Mariana Barbitta –la abogada que las había acompañado hasta lograr espacio como querellantes para una tía (después falleció la tía y el espacio quedó trunco)– las abrazaba y lagrimeaba junto a ellas. O les describía en qué consistiría la lectura de la sentencia. La interpretación técnica es incómoda. Mejor, las cobijaba.

Para ese momento, entre todas, y sin conocer lo que ya a esta altura se sabe, organizaron que el ingreso de los jueces sería saludado con el grito de “¡Abril y Romi, presentes, ahora y siempre!” y las manos extendidas, las fotos de las dos mujeres, madre e hija, en el aire, arriba.

Mucha tensión, mucha necesidad de gritar, nervios y miedo a cuál fuera el resultado de tanto trajinar. Y así ocurrió. El ingreso de los jueces fue saludado con los gritos de las amigas.
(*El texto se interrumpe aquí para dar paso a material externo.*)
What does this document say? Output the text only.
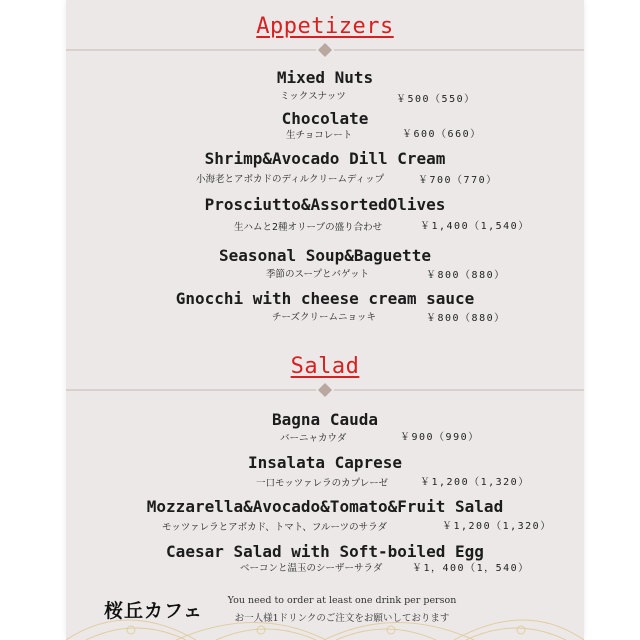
Appetizers
Mixed Nuts
ミックスナッツ	￥500（550）
Chocolate
生チョコレート	￥600（660）
Shrimp&Avocado Dill Cream
小海老とアボカドのディルクリームディップ	￥700（770）
Prosciutto&AssortedOlives
生ハムと2種オリーブの盛り合わせ	￥1,400（1,540）
Seasonal Soup&Baguette
季節のスープとバゲット	￥800（880）
Gnocchi with cheese cream sauce
チーズクリームニョッキ	￥800（880）
Salad
Bagna Cauda
バーニャカウダ	￥900（990）
Insalata Caprese
一口モッツァレラのカプレーゼ	￥1,200（1,320）
Mozzarella&Avocado&Tomato&Fruit Salad
モッツァレラとアボカド、トマト、フルーツのサラダ	￥1,200（1,320）
Caesar Salad with Soft-boiled Egg
ベーコンと温玉のシーザーサラダ	￥1，400（1，540）
桜丘カフェ	You need to order at least one drink per person
お一人様1ドリンクのご注文をお願いしております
El presidente del tribunal leyó entonces la sentencia y dejó para el 5 de febrero los fundamentos. Campos fue condenado a perpetua, por el homicidio agravado por el vínculo (inciso 1 del artículo 80 del C.P.) y agravado por género (inciso 11, el que comunmente se denomina de femicidio).

Risas y llantos estallaron al unísono mientras los jueces se retiraban. Las chicas, vecinas, la madre de una, el padre de otra, los amigos y novios, todos abrazados para contener el llanto incontenible. Lo dicho, la emoción y la angustia atravesaban a todas y todos. Labozzetta debió postergar unos minutos una entrevista televisiva porque sus ojos rechazaban la formalidad que exige una cámara. Barbitta se abrazaba con las chicas también lagrimeando.

Ya en la vereda, Mercedes recordó en algún momento que “no hubiéramos llegado a esto si no hubiésemos salido a reclamar a la calle”, dijo y levantó el puño mientras otra de las chicas colgaba de la valla policial un cartel en el que se leía “Abril y Romi. Ni Una Menos. Vivas nos queremos”.